The baby boom generation is more likely to live longer than its proceeding generation. But many boomers have changed their behaviors over the years with better diet and exercise. Those changes could extend the typical life span an additional three to five years. Keep in mind the mortality revolution our society is experiencing has not been impacted with a major medical breakthrough—that is still to come. So, if 70 percent of seniors use some form of assisted living today, then living longer will only exacerbate the medical and elder care costs tomorrow. But their need for elder care will happen, perhaps in their 90s.
Some boomers have long-term care coverage, but not many. Others have long-term care hybrid insurance coverage via annuity and life insurance contracts. But most don’t have elder care coverage nor the assets to pay for it. What’s a boomer to do?
A primal retirement instinct among baby boomers is to eliminate mortgage payments before they retire and many do just that.
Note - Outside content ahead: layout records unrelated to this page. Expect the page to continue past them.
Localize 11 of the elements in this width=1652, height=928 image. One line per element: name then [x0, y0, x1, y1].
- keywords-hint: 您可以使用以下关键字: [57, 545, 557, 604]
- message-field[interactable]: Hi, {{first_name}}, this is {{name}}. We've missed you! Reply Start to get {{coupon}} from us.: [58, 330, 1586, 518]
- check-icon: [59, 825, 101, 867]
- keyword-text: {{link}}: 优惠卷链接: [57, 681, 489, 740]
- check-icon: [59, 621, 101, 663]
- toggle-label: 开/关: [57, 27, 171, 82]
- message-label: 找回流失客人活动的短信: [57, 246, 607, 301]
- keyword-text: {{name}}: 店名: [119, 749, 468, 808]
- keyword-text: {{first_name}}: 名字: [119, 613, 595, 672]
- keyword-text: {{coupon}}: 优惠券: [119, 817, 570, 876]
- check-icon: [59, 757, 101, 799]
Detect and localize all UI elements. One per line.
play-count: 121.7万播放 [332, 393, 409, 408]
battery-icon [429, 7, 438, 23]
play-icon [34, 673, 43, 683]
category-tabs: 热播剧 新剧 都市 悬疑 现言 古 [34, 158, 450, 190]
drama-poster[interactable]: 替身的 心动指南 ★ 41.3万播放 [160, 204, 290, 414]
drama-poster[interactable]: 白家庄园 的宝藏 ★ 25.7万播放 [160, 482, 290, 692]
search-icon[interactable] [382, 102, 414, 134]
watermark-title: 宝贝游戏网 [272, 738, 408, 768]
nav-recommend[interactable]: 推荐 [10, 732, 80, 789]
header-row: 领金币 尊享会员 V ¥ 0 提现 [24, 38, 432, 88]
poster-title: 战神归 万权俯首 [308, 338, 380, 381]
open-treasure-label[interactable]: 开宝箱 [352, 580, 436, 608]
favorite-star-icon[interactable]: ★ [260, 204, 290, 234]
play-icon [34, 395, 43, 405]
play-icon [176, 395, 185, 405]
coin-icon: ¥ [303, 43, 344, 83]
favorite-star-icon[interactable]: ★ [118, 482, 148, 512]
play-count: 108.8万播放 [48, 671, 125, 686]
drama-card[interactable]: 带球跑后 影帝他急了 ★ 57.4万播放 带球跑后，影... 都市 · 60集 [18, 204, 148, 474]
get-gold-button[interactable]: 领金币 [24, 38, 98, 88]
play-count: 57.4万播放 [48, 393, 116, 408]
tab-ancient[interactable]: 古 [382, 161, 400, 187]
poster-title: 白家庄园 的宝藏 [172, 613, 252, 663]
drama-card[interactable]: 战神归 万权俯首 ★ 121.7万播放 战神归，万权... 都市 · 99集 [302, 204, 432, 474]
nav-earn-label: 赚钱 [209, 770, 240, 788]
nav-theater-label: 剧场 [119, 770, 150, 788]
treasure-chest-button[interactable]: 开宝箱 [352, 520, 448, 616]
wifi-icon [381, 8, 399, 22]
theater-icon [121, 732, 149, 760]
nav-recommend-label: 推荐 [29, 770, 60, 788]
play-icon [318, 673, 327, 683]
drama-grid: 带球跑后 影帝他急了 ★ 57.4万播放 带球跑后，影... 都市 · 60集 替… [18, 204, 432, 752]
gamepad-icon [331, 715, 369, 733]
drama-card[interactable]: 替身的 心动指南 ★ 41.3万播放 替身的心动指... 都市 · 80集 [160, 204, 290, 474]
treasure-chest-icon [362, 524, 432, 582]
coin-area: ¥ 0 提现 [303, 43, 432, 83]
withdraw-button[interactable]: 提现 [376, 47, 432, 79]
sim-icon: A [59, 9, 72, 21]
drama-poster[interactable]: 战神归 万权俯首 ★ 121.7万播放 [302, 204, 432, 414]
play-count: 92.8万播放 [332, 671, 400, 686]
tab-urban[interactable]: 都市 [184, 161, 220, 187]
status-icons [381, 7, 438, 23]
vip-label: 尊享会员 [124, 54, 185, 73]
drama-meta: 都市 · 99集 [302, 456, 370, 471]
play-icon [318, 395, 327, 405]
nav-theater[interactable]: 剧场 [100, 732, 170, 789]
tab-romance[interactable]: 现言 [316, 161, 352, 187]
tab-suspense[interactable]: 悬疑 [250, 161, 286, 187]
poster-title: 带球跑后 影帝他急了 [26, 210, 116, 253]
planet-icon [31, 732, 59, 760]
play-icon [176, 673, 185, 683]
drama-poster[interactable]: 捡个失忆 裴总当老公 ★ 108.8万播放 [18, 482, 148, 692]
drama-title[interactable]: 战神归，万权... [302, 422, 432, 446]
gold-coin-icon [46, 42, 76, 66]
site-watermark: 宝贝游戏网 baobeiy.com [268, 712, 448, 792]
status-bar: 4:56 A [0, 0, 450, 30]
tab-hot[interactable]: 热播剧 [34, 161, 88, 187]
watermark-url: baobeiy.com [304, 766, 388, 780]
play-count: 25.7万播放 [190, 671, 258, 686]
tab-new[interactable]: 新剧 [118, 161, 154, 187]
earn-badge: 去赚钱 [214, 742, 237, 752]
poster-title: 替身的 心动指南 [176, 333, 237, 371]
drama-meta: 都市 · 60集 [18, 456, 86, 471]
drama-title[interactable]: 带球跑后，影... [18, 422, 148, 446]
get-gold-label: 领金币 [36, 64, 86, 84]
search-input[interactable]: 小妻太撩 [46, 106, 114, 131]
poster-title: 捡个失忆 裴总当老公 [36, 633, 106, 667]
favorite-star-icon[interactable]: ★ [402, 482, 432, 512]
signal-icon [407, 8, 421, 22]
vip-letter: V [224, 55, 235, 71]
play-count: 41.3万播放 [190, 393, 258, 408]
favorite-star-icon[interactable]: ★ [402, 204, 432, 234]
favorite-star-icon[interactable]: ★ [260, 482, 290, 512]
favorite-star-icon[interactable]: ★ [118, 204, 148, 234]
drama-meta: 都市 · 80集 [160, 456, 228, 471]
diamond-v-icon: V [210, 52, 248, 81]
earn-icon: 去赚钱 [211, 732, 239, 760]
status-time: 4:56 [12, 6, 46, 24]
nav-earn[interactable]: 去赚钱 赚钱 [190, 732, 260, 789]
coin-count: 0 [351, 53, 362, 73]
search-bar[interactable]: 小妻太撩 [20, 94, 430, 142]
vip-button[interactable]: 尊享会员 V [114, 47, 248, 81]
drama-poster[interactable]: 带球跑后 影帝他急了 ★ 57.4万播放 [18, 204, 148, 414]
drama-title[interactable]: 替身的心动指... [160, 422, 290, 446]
Now enter the new pragmatism of geriatric living. Welcome to a plan that’s doable and if you don’t use it, you don’t lose it. Under HUD and insured by the FHA, the Home Equity Conversation Mortgage program or HECM, as it is known, has homeowners apply for a appreciating equity line of credit. HECM caps out at $625,500 of home value, so your equity line of credit is about half that. Contact a certified HECM loan officer to determine your equity line of credit. If you never use it, your equity line of credit continues to appreciate uncorrelated to the value of your home. But ultimately the odds are that you’ll use it.
Some savvy seniors have upgraded their homes using the appreciating line of credit for geriatric living to accommodate their physical conditions later in life like walk in tubs, slip-proof flooring in bathrooms, ramps instead of stairs, kitchen cabinet access, etc. All the upgrades are targeting morbidity events, accidents that the elderly are prone to experience.
But later in life you may need help in your home because nursing home facilities are the absolute last resort. Perhaps Visiting Angels or live-in grandchildren will be the new normal for elder care or nurses that make house calls. Whatever the costs, the appreciating line of credit can act as a money reserve or a budgetary backstop.
Consider the economics: no annual loan interest due. No 10-year pay back required. No cancelation of the equity line due to your home’s market devaluation. That being said, you do have to keep your home in good working order. You have to live in your HECM home as prime residence while you live. You have to be at least age 62 to qualify for an application.
All in all, a pretty good deal and you may never use it. But the odds are you will.